Film bana biraz psikopat sevgililerin barındırıldığı, bir mazoşist ile satanistin birbirine aşık olduğu You dizisini anımsattı. Ya da bilemiyorum insan Stockholm Sendromuna yakalanıyor da içindeki bad boy/girl sevdasına karşı mı koyamıyor ben anlamadım. Şimdi sizlere bu dediğim lafları haklı çıkaracak şekilde filmi anlatmak isterdim de çok fazla spoiler olayına girip atmosferi de bozmayı istemiyorum.      

            Yapım yakışıklı bir bey ve güpgüzel bir kızın tanışması, aşkı, olgun evlilikleri, yani mükemmel hayatlarını anlatarak başlıyor. Sonrasında ise bu o kadar iyi anlaşan çiftimiz bir süre sonra birbirlerinden nefret etmeye başlıyorlar.
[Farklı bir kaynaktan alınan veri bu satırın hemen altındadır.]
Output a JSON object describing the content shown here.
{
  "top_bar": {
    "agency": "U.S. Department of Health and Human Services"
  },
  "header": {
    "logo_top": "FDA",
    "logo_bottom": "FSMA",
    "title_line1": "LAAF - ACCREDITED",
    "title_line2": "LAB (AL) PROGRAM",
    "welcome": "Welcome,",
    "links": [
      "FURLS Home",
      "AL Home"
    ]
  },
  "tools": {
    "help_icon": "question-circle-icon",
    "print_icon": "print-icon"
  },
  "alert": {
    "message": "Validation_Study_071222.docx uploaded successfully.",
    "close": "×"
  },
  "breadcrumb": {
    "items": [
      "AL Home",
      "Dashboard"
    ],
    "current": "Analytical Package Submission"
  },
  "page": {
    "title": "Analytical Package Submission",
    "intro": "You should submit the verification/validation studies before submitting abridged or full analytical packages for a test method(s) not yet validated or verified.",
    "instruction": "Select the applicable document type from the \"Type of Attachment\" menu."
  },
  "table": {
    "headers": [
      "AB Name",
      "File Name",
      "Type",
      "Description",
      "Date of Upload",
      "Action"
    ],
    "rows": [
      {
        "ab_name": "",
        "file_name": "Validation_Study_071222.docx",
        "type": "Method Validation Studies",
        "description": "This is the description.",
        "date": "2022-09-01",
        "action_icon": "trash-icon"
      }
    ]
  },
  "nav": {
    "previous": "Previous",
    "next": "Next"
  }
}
Bunun nedenini de söyleyeyim ben size; samimiyetsizlik. Bir insanla hayatını geçirmek istiyorsan samimi olacaksın kardeşim, bağırmak mı istiyorsun bağır ta ki ona bağırmaya kıyamayacağın noktaya gelene kadar. Ağlamak mı istiyorsun ağla ya insan hayat arkadaşından çekinir mi? Sen o insanla bir evi bir hayatı paylaşıp hayata yeni insan taneleri getireceksin çekinerek kendini gizleyerek olmaz tabii bu iş. Samimiyet olmazsa olayın sonunda aynı bu çiftimiz gibi elle tutulur bi neden olmasa da birbirinizden nefret etmeye başlarsınız ancak sonunuz aynı bu çiftimiz gibi olmaz umarım yoksa işimiz yaş.

            Filmi izlerken triplere girip karakterlerden hem nefret edip hem sevecek, zekalarını takdir ederken ahmak mısın yaa diyeceksiniz. Akıcı ve merak uyandırıcı bir yapım ben öneririm.